The abrupt, chaotic U.S. departure has led to growing speculation throughout the world about the durability and reliability of Washington’s other foreign policy commitments. There is much hand-wringing in the United States and some allied countries that U.S. credibility may have suffered a fatal blow. Countries that Washington regards as adversaries, including Russia and the People’s Republic of China (PRC) are expressing similar conclusions, with a distinct undertone of gloating.
One increasingly common theme, both in the PRC and among Taiwan’s partisans in the United States, is that Washington’s implied commitment to defend Taiwan is now in grave doubt. Taipei’s American friends warn that the Afghanistan debacle will embolden Beijing to increase its already considerable diplomatic and military pressure on the island. The PRC’s goal of compelling Taiwanese leaders to abandon their quest for independence and instead commence serious negotiations for reunification with the mainland, so the argument goes, is now within reach, thanks to the Biden administration’s fecklessness in Afghanistan. American Enterprise Institute scholar Michael Rubin even asserted that Taiwan has no choice but to acquire nuclear weapons if it wishes to preserve its freedom, since Taipei can no longer count on U.S. protection.
China’s state-run media are adopting a similar take about the messy U.S. withdrawal from Afghanistan. They warn Taipei that it cannot count on continued U.S. backing in a crisis, and that striking a reasonable reunification agreement with Beijing is the island’s best (indeed, only viable) option. An editorial in the state-run Global Times directed barbs at Taiwan’s ruling Democratic Progressive Party “From what happened in Afghanistan, [the DPP] should perceive that once a war breaks out in the Straits, the island’s defense will collapse in hours and the US military won’t come to help,” “After the fall of the Kabul regime, the Taiwan authorities must be trembling,” Global Times editor-in-chief Hu Xijin Hu wrote in another setting. Such analyses openly assert that the Taiwanese government lacks popular support, just as the U.S.-backed Afghan government did. Such an illegitimate regime, those accounts insist, would fold as quickly and thoroughly as Ashraf Ghani’s government, if Beijing applies enough pressure.
Comparing Taiwan to Afghanistan not only is misplaced, it is potentially very dangerous. PRC leaders especially must avoid succumbing to such illusions. The situations are different in two crucial respects, and a PRC miscalculation on either point could lead to tragedy.
First, the United States regards Taiwan as much more important than Afghanistan. The notion that the Afghanistan withdrawal translates into uncertainty about U.S. credibility regarding all of its global security commitments is an utter fallacy. Some interests and commitments clearly are far more central than others. Just because Washington terminated one unrewarding venture in an area of marginal importance to the United States does not signal that U.S. leaders would remain indifferent if a threat to a key interest elsewhere emerged. With respect to East Asia, Japan, South Korea, and Taiwan are all top priorities for Washington.

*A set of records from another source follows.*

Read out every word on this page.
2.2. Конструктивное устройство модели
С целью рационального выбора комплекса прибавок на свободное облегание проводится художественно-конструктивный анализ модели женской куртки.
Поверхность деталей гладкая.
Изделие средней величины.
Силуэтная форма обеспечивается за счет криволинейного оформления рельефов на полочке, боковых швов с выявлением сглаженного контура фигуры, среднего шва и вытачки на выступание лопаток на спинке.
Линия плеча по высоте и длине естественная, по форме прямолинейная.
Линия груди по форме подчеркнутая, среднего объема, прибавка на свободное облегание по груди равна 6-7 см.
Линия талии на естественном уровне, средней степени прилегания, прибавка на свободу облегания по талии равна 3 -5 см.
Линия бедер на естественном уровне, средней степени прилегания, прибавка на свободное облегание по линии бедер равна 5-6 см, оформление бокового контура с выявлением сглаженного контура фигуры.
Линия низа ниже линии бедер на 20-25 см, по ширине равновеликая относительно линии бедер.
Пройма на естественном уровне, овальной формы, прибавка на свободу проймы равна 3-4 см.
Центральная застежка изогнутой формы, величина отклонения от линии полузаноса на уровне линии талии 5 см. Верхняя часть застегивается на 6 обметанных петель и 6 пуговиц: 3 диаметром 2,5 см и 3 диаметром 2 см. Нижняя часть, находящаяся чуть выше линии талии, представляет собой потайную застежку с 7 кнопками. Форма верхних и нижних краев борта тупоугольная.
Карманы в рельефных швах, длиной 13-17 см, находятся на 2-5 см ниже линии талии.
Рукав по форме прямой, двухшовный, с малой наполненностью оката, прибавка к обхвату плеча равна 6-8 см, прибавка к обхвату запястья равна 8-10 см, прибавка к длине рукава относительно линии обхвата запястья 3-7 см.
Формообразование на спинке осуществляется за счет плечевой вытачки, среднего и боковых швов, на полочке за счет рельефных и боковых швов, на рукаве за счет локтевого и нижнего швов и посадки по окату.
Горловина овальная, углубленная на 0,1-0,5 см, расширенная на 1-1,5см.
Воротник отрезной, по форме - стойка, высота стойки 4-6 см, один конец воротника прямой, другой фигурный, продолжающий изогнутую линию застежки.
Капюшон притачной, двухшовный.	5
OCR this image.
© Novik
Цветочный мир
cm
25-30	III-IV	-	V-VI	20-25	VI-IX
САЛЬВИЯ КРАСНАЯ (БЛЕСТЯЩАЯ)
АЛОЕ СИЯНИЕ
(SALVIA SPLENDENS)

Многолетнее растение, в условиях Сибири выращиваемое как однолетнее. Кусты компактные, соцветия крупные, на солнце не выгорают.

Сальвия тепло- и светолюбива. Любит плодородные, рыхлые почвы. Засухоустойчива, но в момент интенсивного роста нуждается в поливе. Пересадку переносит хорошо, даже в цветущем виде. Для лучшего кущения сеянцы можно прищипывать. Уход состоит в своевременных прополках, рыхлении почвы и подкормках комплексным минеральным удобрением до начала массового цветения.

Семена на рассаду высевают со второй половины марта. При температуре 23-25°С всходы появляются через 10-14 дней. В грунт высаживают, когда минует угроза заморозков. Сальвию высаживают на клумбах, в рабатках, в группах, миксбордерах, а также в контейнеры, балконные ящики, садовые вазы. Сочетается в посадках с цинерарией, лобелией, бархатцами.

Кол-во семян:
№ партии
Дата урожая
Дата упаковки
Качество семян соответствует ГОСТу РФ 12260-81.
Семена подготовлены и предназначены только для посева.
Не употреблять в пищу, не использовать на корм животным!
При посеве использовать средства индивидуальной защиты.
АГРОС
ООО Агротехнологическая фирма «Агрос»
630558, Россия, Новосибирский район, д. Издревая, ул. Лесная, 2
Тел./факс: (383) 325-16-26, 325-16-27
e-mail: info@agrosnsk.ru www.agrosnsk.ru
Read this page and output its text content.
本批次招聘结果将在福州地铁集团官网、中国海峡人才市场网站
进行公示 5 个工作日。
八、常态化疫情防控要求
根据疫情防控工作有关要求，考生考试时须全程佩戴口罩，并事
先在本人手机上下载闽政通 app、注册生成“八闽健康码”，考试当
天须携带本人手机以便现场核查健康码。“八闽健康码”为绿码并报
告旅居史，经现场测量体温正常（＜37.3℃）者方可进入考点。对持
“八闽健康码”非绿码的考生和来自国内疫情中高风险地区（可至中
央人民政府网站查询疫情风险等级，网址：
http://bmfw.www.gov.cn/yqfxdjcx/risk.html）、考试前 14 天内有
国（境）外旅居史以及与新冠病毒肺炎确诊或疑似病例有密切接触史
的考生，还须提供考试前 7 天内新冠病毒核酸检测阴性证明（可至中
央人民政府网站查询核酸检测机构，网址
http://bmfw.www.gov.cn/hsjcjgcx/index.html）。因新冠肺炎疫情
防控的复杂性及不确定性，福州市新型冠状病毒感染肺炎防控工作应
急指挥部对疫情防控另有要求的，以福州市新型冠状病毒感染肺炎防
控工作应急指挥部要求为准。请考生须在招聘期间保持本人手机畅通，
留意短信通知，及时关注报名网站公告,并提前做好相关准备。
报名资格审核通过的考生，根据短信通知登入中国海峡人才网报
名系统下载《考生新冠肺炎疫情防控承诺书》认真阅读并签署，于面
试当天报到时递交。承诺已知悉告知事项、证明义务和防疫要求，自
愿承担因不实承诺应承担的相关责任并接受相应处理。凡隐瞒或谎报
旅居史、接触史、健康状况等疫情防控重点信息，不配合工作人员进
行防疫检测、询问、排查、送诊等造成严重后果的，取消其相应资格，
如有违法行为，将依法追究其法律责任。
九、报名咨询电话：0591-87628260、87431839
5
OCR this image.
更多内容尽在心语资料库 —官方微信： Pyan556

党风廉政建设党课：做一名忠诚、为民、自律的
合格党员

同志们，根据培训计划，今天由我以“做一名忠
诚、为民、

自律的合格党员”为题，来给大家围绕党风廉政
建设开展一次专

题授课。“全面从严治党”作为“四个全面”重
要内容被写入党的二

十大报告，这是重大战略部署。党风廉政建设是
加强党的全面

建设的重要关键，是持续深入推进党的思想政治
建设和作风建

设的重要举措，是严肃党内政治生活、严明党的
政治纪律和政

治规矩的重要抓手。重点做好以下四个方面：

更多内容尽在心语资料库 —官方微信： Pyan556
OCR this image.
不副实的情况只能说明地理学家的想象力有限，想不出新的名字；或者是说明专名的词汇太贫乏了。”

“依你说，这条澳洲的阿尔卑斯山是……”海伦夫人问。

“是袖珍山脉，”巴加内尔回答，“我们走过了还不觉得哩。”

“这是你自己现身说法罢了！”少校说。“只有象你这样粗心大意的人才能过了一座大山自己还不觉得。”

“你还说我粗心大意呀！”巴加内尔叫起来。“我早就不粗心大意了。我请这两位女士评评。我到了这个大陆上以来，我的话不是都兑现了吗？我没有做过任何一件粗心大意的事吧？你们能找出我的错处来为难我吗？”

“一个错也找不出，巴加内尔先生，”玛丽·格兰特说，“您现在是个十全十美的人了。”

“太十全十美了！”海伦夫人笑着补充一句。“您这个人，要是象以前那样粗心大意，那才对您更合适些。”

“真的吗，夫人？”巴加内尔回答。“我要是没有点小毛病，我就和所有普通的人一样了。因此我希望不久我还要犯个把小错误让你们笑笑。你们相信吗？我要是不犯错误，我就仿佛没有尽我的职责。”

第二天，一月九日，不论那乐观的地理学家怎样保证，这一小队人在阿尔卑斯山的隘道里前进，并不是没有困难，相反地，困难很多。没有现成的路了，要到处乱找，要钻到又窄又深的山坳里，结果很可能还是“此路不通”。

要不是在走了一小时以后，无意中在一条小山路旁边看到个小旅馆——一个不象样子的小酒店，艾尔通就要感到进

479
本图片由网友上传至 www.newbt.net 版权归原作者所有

Taiwan, for example, not only occupies a coveted strategic location in East Asia, it is the world’s leading producer of semiconductor chips, a commodity that is crucial to the U.S. and global economies at large.
Second, Taiwan as a political entity and military actor is not even remotely comparable to Afghanistan. The latter case involved a resistance struggle against an imperial power that had occupied the country for nearly two decades. Most Afghans, even if they didn’t especially like the Taliban, had little allegiance to the puppet regime that Washington installed. Conversely, Taiwan is a modern, cohesive society with an increasingly distinct identity. It also is a society in which a large majority of the population is firmly opposed to being absorbed by the PRC.
Those crucial differences lead to two important conclusions. The United States is highly unlikely to walk away from its relationship with Taipei the way it belatedly abandoned the quixotic, nation-building mission in Afghanistan. If the PRC mounted a military challenge to Taiwan’s de facto independence, Washington almost certainly would respond with the full extent of its air and naval power in the western Pacific. Whether the commitment to Taiwan remains wise, given the potential risks and costs, is open to doubt, but there is no credible indication that the United States considers relinquishing it. Even if the U.S.-led defense proved to be both ill-advised and unsuccessful, the result would be a horribly destructive war between the United States and the PRC—a development that would benefit no one.
Moreover, Taiwan would respond ferociously to a military assault from the mainland. Taiwanese leaders rightly ridicule contentions that an Afghanistan-style collapse would take place. The growing prominence of a distinct Taiwanese (as opposed to a Chinese) identity among most of the island’s inhabitants, combined with a determination to resist being absorbed into a one-party communist state, would fuel a determined, sustained resistance. Any notion on the part of PRC leaders that the Taiwanese military and government would disintegrate like its counterparts in Afghanistan is an illusion based on wishful thinking and a failure to appreciate the monumental differences between the two situations.
Alarmists in the United States need to cease expressing foolish notions that the Biden administration’s decision to extricate America from the Afghanistan quagmire means that Washington is now inclined to abandon Taiwan. Even more important, the PRC must cease indulging in the twin fantasies that the United States will walk away from its commitment to Taiwan, and that the Taiwanese government is a U.S. puppet lacking domestic support and would collapse like a house of cards. Indulging in such fantasies could have very ugly, real world consequences.